There are some new indications that the momentum of the web is shifting more decisively toward content, but not in the simplistic “content is king” sense. What’s happening is a combination of fairly complicated and interrelated shifts, and these are gradually changing the way the online business model works. How that will impact the online market players is yet to be seen.
One obvious shift is the increased interest of portal players in having their own content, something that we can fairly say is extended into the TV space by the recently approved Comcast/NBCU deal. Ads have to live in something that consumers want in order to be pulled into view, and so all ad sponsorship (and pretty much all of the online world) has to have that magnetic content. It used to be that you could act as a portal by simply aggregating everyone else’s material, a move that played to early desire by practically every business and content producer to get a web presence. AOL’s decision to buy the Huffington Post (a growing liberal media site) reflects the reality that most of the content sites are now looking at monetization on their own. That means that portal/aggregator sites have less to work with—unless they start becoming producers.
What’s interesting about both the Comcast and AOL decision is that the choice is one of buying professional content and not going with the “crowdsource” trend that’s obviously cheaper. Google’s challenge in monetizing YouTube is likely the reason, and the fact that crowdsourced portals would start to look a lot like social networks. Ben there, done that.
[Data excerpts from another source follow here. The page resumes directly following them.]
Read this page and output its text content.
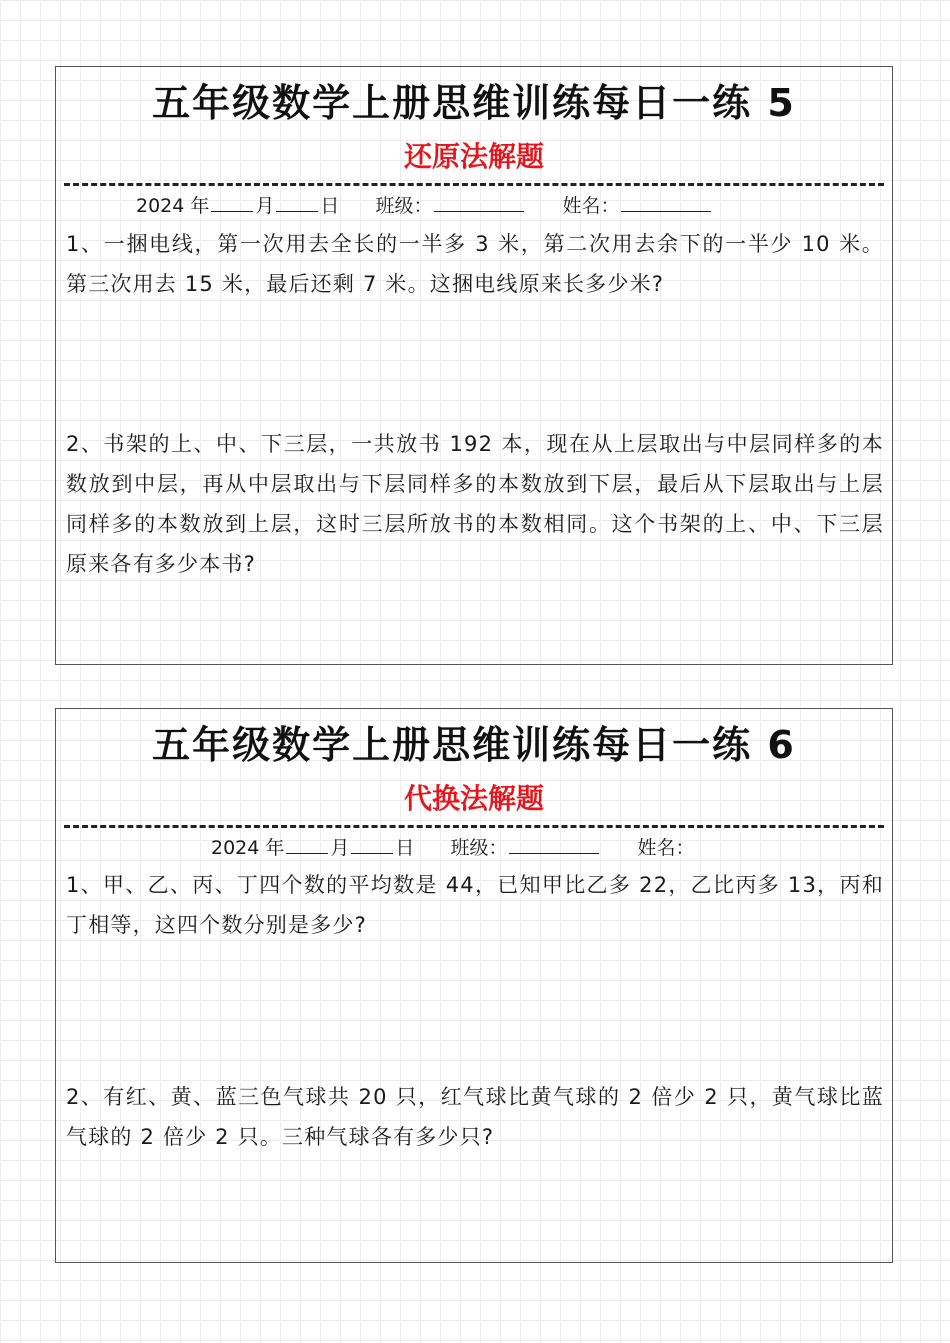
五年级数学上册思维训练每日一练 5
还原法解题
2024 年 月 日 班级：	姓名：
1、一捆电线，第一次用去全长的一半多 3 米，第二次用去余下的一半少 10 米。第三次用去 15 米，最后还剩 7 米。这捆电线原来长多少米?
2、书架的上、中、下三层，一共放书 192 本，现在从上层取出与中层同样多的本数放到中层，再从中层取出与下层同样多的本数放到下层，最后从下层取出与上层同样多的本数放到上层，这时三层所放书的本数相同。这个书架的上、中、下三层原来各有多少本书?
五年级数学上册思维训练每日一练 6
代换法解题
2024 年 月 日 班级：	姓名：
1、甲、乙、丙、丁四个数的平均数是 44，已知甲比乙多 22，乙比丙多 13，丙和丁相等，这四个数分别是多少?
2、有红、黄、蓝三色气球共 20 只，红气球比黄气球的 2 倍少 2 只，黄气球比蓝气球的 2 倍少 2 只。三种气球各有多少只?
Yahoo is the poster child for the other shift—we’re seeing the “semantic web” not as an Internet trend but as an aggregator trend. Think “semantic portal”. The notion is to combine search and context with portals and targeting to produce relevant content for consumers. The relevance factor makes the portal more attractive, and presumably would therefore help Yahoo monetize its higher overall scores at serving content to consumers (they beat Google slightly in unique visitors, for example, in comScore results). That might let Yahoo pay more for content and dodge the pay-wall trend.
What all this means, of course, is that the bloom is off the rose. We’re past the growing-up phase of the online world and into the hard business middle-age. I’ve noted the issues of maturity as they apply to the ISPs in the last couple of posts, and the new trends show that maturity is upon even the OTT players. The question is how much of the online revolution is a fad. Here in the US, where alternative channels of information dissemination are the richest in the world, we have the lowest online penetration and the least interest in getting online among those not there already. Does that mean that we’re already seeing an opt-out effect? It doesn’t seem so, but it does appear that we’re seeing the lack of universal opting in. That could be a result of a lack of “fad sensitivity” among a segment of the population. If so, the effect could spread as having your own personal website or being on Facebook or Twitter, or even playing with a smartphone at a party, ceases to be cool. Not only do we have to worry about re-inventing the Internet as a network, we have to re-invent the coolness model every year or so, because the requirements to achieve the cool state shift rapidly. Good thing I gave up years ago!